Fact: Family History And Ethnicity Are Important
Family history of early heart disease is another risk factor that can't be changed and shouldn’t be ignored. If your mother or sister had a heart attack before they turned 65, or if your father or brother had one as well, you are more likely to get heart disease. African American and Hispanic women have higher rates of some risk factors. More than 10 percent of Hispanic women have been diagnosed with diabetes, and 83 percent of midlife Hispanic women are overweight or obese.
Fact: High Blood Pressure is Becoming More Common
Around one in three American women have high blood pressure which is a major contributor to heart disease. High blood pressure is one of the most common contributors to heart disease. When your blood pressure starts to rise, your heart has to work harder which puts the heart under a strain. If high blood pressure is left untreated, the heart will not meet the body's needs. Treating high blood pressure early can decrease the chances of having heart disease and other heart problems later in life.

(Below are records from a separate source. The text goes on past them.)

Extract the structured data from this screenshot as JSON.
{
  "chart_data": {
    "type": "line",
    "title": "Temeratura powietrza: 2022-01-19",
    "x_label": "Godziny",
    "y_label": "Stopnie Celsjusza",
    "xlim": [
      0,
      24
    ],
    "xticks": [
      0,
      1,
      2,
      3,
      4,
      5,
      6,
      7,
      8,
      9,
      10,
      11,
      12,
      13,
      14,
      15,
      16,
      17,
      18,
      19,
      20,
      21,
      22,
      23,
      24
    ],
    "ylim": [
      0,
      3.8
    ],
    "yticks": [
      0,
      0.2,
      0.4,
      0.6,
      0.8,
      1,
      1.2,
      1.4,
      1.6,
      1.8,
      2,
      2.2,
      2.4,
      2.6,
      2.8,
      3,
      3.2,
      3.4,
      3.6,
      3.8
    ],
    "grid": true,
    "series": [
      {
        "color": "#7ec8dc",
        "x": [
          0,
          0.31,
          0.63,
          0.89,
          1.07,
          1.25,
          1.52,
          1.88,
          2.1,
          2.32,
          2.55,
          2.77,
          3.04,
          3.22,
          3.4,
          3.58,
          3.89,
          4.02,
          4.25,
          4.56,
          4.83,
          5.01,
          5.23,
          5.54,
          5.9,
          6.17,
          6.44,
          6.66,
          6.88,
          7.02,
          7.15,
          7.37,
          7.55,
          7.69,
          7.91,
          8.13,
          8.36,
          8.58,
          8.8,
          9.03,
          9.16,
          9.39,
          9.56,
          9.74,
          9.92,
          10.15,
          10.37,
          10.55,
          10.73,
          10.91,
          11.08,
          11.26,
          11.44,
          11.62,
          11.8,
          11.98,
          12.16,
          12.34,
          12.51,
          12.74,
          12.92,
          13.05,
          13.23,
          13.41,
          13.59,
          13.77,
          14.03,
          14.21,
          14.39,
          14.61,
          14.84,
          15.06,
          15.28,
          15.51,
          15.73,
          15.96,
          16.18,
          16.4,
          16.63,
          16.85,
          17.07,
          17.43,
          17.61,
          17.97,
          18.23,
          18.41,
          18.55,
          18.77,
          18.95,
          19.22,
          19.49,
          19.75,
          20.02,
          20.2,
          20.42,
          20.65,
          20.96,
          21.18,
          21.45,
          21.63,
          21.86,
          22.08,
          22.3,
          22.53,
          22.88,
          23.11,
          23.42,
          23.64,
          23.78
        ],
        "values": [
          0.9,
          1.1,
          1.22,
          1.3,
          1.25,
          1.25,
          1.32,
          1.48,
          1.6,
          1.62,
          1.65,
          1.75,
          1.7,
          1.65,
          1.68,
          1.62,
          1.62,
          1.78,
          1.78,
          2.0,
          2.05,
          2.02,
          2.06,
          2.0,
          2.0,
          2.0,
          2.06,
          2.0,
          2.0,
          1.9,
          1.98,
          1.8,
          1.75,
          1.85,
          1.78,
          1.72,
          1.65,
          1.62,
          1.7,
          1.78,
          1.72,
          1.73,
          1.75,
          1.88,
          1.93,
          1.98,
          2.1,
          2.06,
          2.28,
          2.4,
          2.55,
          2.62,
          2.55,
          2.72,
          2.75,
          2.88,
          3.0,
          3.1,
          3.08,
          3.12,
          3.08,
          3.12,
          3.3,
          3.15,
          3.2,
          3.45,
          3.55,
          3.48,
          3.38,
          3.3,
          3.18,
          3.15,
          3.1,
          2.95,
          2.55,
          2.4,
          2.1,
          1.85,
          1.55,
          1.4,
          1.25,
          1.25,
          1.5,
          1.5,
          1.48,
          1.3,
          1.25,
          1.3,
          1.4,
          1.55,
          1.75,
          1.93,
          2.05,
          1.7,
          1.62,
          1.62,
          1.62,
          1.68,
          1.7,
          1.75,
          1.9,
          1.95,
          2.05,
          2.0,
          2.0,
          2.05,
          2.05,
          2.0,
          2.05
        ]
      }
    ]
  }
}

Stay Healthy: Sleep 7 to 8 hours a Day
Getting the adequate amount of sleep is very important for prevention of heart disease. “Studies have shown that individuals who sleep to little or too much have an increased risk of suffering a heart attack,” Dr. Rivera said. “Lack of sleep is also associated with weight gain.” If you’re having trouble sleeping watch that caffeine intake after 4 P.M. Also, if you think you may be suffering from insomnia talk to your doctor about whether or not a sleep aid may be right for you.
Stay Healthy: Follow a Plant-based Diet
When it comes to heart disease, diet plays a very important part.“If you look at societies around the world which primarily have a plant based diet, they have the lowest rates of heart attacks and heart disease,” Dr. Rivera said. Eating a healthy low- fat, low-salt diet full of whole grains, fruit and vegetables, and good fats, is great way to keep your heart nice and healthy. Also make sure you keep your alcohol intake in check- more than two ounces daily should be avoided.
Stay Healthy: Move!
If you want to keep your heart healthy, you have to move more. “A sedentary lifestyle is associated with heart problems,” Dr. Rivera explains. “Take on a dance class... or Zumba!” Even something as simple as a brisk walk down the street can help! All that matters is that you are moving for at least thirty minutes a day.
Stay Healthy: Avoid Energy Drinks
Though many of us cannot get through the day with out our caffeine fix, energy drinks are not to way to go. “We have documented the relationship between energy drinks and heart attacks and specially in young individuals,” Dr. Rivera cautions. If you are hooked on energy drinks try iced tea or iced coffee instead. Both have caffeine but are also full of antioxidants.
Stay Healthy: Relax
Too much stress in your life? Your heart may pay for it down the road. “Stress is associated with high blood pressure and an increased heart attack risk,” Dr. Rivera says. Managing stress is in your daily life is vital for your heart health. So make sure you take some time for yourself everyday, your heart will thank you later.